Alex Garland hat einen Science-Fiction-Thriller inszeniert, der von Physik, Ökonomie und Angst erzählt. „Devs“ ist Serienkunst pur. Sie geht ans Eingemachte, direkt in Kopf und Herz und nie wieder weg.

          6 Min.

          Als der Programmierer Sergei kapiert, woran er arbeitet, steht er auf und drückt sich die Handballen in die Augenhöhlen, bis sich die Finger zu Krallen biegen. Weinend geht er auf die Knie und übergibt sich ins Klo. Sein Wissen darf er nicht weitergeben. Er versucht es trotzdem und wird erwischt. Sein Chef Forest stellt ihn, ein Mann, dessen Augen aussehen, als hätte er sie sich tausend Jahre lang kaputtgeguckt und leergeweint. Seine Haut spannt sich als mikroporöse Salamischicht über seltsamen Gefühlen. Der wild bärtige und zerzauste Mann leitet eine Computerfirma, die Amaya heisst, wie seine verstorbene Tochter. Eine gigantische Statue des toten Kindes im Stil von Ron Mueck oder David Mesguich steht auf dem Firmengelände.

          Dietmar Dath

          Redakteur im Feuilleton.

          Weiter waldeinwärts duckt sich hinter Bäumen, um deren Stämme Lichtreifen schweben, der Bunker der Amaya-Abteilung „Devs“ (scheinbar von „Development“ wie in: „Forschung und Entwicklung“, der wahre Sinn des Namens ist Betriebsgeheimnis). Hinter dicken Betonwänden und Goldgittergewebe summt und knistert eine unmögliche Maschine zwischen elektromagnetischen Dämpfern in einem Menger-Schwamm. Das ist ein Würfel, dessen Räumlichkeit nicht wie bei zwei- oder dreidimensionalen Sachen von einer ganzen Zahl benannt wird, sondern in gebrochenen Größen, fraktal. Die Maschine, Springbrunnen aus Weltlinien, Hochzeitstorte mehrwertiger Logik, ist ein Quantencomputer. Sergei fragt, wie viele Qubits, also Grundrecheneinheiten der Quanteninformatik, das Ding verarbeiten kann. Forest antwortet: „Eine Zahl, die sich nicht mehr als Zahl schreiben lässt.“ Im Guckfeld dieser Maschine wischt weißer Lichtstaub um grobkörnige Menschenbilder, Schatten, Rieseln und Rauschen. Was sieht man hier? Ist das Jesus am Kreuz? Tatsächlich? Vergangenheit, Wahrheit, Metaphysik?

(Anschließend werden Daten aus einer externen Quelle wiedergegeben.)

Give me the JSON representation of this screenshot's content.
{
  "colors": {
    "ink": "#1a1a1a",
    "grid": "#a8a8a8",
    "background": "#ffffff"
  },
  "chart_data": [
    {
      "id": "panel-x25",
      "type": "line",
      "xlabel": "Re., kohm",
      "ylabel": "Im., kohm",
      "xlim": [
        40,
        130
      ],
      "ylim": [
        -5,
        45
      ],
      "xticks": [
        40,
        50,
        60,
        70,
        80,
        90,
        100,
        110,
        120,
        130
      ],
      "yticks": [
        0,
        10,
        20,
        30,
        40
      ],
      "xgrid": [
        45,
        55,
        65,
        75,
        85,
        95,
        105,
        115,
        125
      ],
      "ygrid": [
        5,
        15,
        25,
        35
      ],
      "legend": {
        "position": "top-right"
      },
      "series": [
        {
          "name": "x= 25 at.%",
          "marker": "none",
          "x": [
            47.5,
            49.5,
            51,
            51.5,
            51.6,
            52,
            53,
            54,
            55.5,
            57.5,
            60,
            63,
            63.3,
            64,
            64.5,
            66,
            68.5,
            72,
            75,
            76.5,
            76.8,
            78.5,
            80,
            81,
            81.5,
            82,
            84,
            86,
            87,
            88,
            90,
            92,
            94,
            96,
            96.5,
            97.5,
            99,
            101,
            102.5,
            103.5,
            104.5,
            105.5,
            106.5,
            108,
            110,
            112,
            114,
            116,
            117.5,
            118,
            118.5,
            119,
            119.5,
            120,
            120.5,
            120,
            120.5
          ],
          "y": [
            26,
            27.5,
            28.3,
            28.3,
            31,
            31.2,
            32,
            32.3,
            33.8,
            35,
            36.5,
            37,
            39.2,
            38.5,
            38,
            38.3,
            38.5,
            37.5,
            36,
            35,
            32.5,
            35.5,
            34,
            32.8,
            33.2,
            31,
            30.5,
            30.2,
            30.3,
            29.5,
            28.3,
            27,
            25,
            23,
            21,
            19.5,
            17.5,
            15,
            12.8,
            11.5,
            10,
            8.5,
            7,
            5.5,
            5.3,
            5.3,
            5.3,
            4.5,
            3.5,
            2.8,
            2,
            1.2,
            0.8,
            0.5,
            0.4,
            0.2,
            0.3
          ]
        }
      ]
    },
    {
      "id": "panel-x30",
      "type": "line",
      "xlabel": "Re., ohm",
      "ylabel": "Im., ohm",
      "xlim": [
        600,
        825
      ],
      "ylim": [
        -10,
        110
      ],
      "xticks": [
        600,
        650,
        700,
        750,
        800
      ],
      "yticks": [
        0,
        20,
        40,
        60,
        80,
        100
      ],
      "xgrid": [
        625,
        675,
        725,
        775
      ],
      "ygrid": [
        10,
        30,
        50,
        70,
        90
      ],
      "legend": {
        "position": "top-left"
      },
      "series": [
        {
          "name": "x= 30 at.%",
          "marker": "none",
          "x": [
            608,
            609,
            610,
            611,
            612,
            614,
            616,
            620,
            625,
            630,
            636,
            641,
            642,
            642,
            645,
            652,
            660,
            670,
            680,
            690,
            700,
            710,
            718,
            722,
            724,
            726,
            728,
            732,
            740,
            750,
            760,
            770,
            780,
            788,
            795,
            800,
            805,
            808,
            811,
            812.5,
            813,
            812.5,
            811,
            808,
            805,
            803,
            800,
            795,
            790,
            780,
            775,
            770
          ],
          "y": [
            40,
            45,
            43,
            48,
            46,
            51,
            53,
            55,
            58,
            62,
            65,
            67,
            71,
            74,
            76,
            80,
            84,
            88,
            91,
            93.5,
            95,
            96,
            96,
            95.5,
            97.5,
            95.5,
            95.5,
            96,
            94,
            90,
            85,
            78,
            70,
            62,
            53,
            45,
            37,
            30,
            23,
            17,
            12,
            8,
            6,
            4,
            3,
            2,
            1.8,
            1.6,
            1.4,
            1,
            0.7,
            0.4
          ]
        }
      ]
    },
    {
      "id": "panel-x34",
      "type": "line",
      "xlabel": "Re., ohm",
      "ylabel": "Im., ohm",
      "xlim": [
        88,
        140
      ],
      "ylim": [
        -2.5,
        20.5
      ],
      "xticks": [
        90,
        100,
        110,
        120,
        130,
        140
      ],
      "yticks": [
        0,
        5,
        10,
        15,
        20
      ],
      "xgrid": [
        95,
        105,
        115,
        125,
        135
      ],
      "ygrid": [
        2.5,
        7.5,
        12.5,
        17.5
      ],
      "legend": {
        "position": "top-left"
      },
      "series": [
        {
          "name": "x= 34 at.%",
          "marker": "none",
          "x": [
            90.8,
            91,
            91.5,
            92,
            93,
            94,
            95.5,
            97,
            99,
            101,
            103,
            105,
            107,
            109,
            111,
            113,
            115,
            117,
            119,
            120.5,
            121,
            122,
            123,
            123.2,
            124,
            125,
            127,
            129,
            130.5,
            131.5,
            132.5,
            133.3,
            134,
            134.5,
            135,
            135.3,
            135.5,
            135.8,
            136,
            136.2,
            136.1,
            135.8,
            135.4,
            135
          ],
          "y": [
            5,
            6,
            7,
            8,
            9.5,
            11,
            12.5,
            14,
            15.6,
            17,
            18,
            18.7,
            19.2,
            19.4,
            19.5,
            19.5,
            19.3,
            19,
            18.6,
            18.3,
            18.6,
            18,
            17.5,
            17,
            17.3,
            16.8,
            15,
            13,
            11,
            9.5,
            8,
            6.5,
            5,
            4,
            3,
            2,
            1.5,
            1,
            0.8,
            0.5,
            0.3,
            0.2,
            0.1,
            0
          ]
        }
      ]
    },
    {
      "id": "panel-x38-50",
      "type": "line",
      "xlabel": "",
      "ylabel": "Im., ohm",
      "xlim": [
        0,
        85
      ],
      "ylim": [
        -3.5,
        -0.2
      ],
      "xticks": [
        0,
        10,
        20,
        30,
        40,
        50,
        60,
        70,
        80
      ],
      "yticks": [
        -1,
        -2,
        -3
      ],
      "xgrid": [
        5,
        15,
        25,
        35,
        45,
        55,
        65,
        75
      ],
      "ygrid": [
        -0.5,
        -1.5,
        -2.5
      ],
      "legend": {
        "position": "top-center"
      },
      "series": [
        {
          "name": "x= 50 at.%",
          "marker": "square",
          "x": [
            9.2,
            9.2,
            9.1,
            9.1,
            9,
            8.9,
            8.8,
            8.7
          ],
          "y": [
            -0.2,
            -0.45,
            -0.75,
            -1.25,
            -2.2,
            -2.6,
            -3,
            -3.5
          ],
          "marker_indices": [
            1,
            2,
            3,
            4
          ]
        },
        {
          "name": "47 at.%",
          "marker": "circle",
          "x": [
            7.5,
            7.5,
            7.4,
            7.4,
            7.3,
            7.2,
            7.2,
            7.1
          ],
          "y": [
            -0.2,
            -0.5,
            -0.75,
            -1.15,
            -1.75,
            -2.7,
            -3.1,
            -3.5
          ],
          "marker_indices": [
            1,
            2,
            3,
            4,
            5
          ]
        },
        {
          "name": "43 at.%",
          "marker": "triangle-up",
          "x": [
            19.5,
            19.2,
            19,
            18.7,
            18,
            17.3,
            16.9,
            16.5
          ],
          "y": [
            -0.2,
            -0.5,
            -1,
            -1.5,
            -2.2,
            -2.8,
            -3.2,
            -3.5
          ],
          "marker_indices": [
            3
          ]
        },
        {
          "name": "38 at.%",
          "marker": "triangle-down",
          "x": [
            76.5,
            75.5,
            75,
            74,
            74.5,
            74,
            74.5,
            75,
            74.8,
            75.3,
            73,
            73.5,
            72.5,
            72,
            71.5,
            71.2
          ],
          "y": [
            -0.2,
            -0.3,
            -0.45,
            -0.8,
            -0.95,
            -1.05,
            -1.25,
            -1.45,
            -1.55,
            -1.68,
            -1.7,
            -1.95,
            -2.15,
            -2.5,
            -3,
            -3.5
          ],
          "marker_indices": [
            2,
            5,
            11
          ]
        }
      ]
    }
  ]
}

          Viel unheimlicher: Es geht um Ökonomie, nämlich einen Versuchsaufbau zum berühmten Aufsatz „A Market for Lemons“, in dem George A. Akerlof 1970 bewies, dass der freie Markt als Werkzeug hochwertiger Produktion nicht funktioniert, wenn die Informationszugänge der Marktbeteiligten ungleich gut sind. Wie wir heute wissen, wird das Dilemma nicht besser, sondern schlimmer, wo Produkt wie Rohmaterial „Information“ heißen. Kritik an Google, Facebook, Twitter und tutti quanti beklagt Steuerflucht, Arbeitsunrecht und andere überschaubare Regelverstöße; „Devs“ aber geht weiter und dramatisiert die Frage der Informationsmacht nicht bloß als Fairnessproblem, sondern als Hirnthriller und Seelenhorror. Leute werden mit Plastiktüten erstickt, in der Wanne gefoltert, im Parkhaus abgemurkst, vor allem aber stürzen sie von hoher Warte, denn „Sturz“ heißt: Mensch gegen Schwerkraft; das Bewusstsein gegen ein Universum, dem wir gleichgültig sind.

          In was für eine Geschichte ist er da hineingeraten? Karls Glusman spielt den Programmierer Sergei.
          In was für eine Geschichte ist er da hineingeraten? Karls Glusman spielt den Programmierer Sergei. : Bild: Fox

          Was hilft dagegen? Wissenschaft und Technik, Vorhersage und Vorbereitung. Sergei zum Beispiel, der Datendieb bei Amaya, hat einen Algorithmus geschrieben, der das Verhalten eines Nematodenwurms auf mehrere Sekunden vorausberechnet. Weil das eine irre Komplexitätsbewältigung verlangt, ist Sergeis Chef Forest beeindruckt und holt ihn in die Devs-Abteilung. Diesen Chef spielt Nick Offerman, bekannt aus „Parks and Recreation“ und überhaupt als Komödiant; hier kann er endlich sein volles Pfund Können in einen Film buttern, weil der Drehbuchautor und Regisseur Alex Garland bei „Devs“ die Besten braucht – und sie zum Spitzenspiel treibt.